Events of Images, Words and Sounds
The Films of Sergei Loznitsa
Sergei Loznitsa (1964) has referred to Zeno’s paradox of the flying arrow to describe the art of cinema. In the paradox, a flying arrow is always at rest in a specific place at any given moment. From this, Zeno concludes that motion is impossible, yet the changing positions reveal that the arrow is indeed in motion. “This paradox,” Loznitsa explains, “exists to tell us what cinema is: the illusion of movement.” Film as a physical object does not exist, he asserts. “Cinema only exists in the moment it disappears [and] when the last image ends, this is when everything rounds off. But where does it happen? In your imagination.”
Nevertheless, finding his way in the world of cinema primarily through documentaries, Loznitsa also sees film as an instrument to describe the world. From his first documentary, Today We Are Going to Build a House (1996), his films offer incisive portraits of history – whether through everyday observations (e.g. a rural village in Life, Autumn (1999) or sleeping train passengers in The Train Stop (2000)), through the editing of found footage (e.g. the Siege of Leningrad in Blockade (2005) or the infamous Moscow show trials in The Trial (2018)), or through documenting and re-enacting contemporary events (the Ukrainian civil uprising against President Yanukovych’s regime in Maidan (2014) and more recently the fight against the Russian invasion in The Invasion (2024)). However, Loznitsa’s documentaries do not claim to show events as they are. Partly due to a carefully constructed soundtrack, precise editing and the absence of a commentary track, his films present themselves foremost as artistic creations. Reflecting on his approach, Loznitsa states, “if I could, I’d make all my films without dialogue, including my features, because I think that the substance of cinema resides in the image and the sounds.”
In 2010, Loznitsa directed his first feature film, My Joy, a dark road movie in which the seemingly random encounters of a hapless truck driver reveal the sharp contradictions that define twenty-first-century Russia. In the following years, In the Fog (2012), A Gentle Creature (2017), and Donbass (2018) followed, all three presented at Cannes.

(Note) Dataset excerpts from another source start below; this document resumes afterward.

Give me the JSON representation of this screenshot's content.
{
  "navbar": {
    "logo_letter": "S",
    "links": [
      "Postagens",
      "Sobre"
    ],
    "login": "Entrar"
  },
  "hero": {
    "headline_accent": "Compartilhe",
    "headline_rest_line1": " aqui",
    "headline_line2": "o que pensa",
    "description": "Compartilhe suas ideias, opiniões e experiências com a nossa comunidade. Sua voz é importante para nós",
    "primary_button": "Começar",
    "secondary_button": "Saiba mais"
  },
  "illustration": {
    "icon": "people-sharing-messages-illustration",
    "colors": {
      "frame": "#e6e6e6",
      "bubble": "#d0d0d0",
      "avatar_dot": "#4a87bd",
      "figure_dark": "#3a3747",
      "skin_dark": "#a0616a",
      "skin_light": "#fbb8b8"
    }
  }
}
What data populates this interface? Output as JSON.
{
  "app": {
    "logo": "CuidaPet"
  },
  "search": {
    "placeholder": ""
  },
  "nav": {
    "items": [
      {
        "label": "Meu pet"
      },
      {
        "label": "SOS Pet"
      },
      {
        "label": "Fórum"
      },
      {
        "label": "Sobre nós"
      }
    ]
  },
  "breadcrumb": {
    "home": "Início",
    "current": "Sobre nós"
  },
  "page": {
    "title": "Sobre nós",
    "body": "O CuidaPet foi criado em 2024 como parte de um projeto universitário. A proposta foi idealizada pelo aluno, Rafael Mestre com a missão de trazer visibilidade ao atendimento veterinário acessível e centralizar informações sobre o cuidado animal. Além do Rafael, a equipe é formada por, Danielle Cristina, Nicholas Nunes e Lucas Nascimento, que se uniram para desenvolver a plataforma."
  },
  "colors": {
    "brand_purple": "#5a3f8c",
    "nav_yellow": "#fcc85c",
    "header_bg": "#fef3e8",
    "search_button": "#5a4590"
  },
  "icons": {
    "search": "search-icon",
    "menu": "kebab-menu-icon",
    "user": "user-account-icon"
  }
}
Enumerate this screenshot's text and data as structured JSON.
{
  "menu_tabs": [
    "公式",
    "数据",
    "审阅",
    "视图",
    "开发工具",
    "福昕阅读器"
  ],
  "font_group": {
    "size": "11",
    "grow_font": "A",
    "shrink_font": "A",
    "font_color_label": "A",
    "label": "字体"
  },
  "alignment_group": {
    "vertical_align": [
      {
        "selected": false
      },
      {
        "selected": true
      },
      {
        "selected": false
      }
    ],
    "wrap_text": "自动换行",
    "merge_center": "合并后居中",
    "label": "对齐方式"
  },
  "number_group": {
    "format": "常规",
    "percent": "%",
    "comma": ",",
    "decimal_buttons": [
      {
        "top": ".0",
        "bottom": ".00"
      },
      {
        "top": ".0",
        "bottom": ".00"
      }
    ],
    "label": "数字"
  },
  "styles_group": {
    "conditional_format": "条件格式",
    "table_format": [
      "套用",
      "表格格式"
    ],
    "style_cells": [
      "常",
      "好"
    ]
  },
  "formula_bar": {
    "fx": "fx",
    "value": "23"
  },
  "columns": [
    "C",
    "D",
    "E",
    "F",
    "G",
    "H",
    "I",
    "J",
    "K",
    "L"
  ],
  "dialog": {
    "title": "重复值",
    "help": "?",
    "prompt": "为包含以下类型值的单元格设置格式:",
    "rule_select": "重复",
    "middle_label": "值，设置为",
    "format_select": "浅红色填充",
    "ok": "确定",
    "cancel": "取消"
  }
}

With Zeno’s paradox in mind, we observe the remarkable place that the historical “event” holds in his work – an occurrence, a specific and significant thing that takes place, at a specific moment in time, often involving a large number of people – a mass, or a nation. The event is a point in time, a point of view of the difference between two possible worlds, but as a point itself, it cannot be perceived. It is a dead moment in time, after which things are different than before. Cinema, then, proves to be the ideal instrument to try to grasp this paradoxical non-entity, which is both nothing and something that changes everything.
Despite the strongly documentary nature of his work, Loznitsa turns the viewer of his films into a nearly spectral observer, floating through a landscape of images and sounds. His films do not seek to uncover definitive truths; instead, they propose a perspective, a way of seeing. Loznitsa presents images as they are but also how they might become or signify something else. In this sense, his films become “events” themselves – artistic arrangements of images, words and sounds, like subdued fireworks momentarily brought together in a montage of sparks, colours, and light. Loznitsa treats his images as controlled explosions as used in geological studies to uncover the world’s hidden layers. His cinema operates in paradox: nothing seems to move yet everything is in motion; nothing appears to happen yet everything unfolds. Like all great cinema, his films exist and do not exist simultaneously, straddling the realms of the real and the imaginary.
This collection is published on the occasion of the State of Cinema 2024 at Bozar, Brussels. It presents a series of texts in Dutch, French and English on Loznitsa’s oeuvre, along with film pages of his works.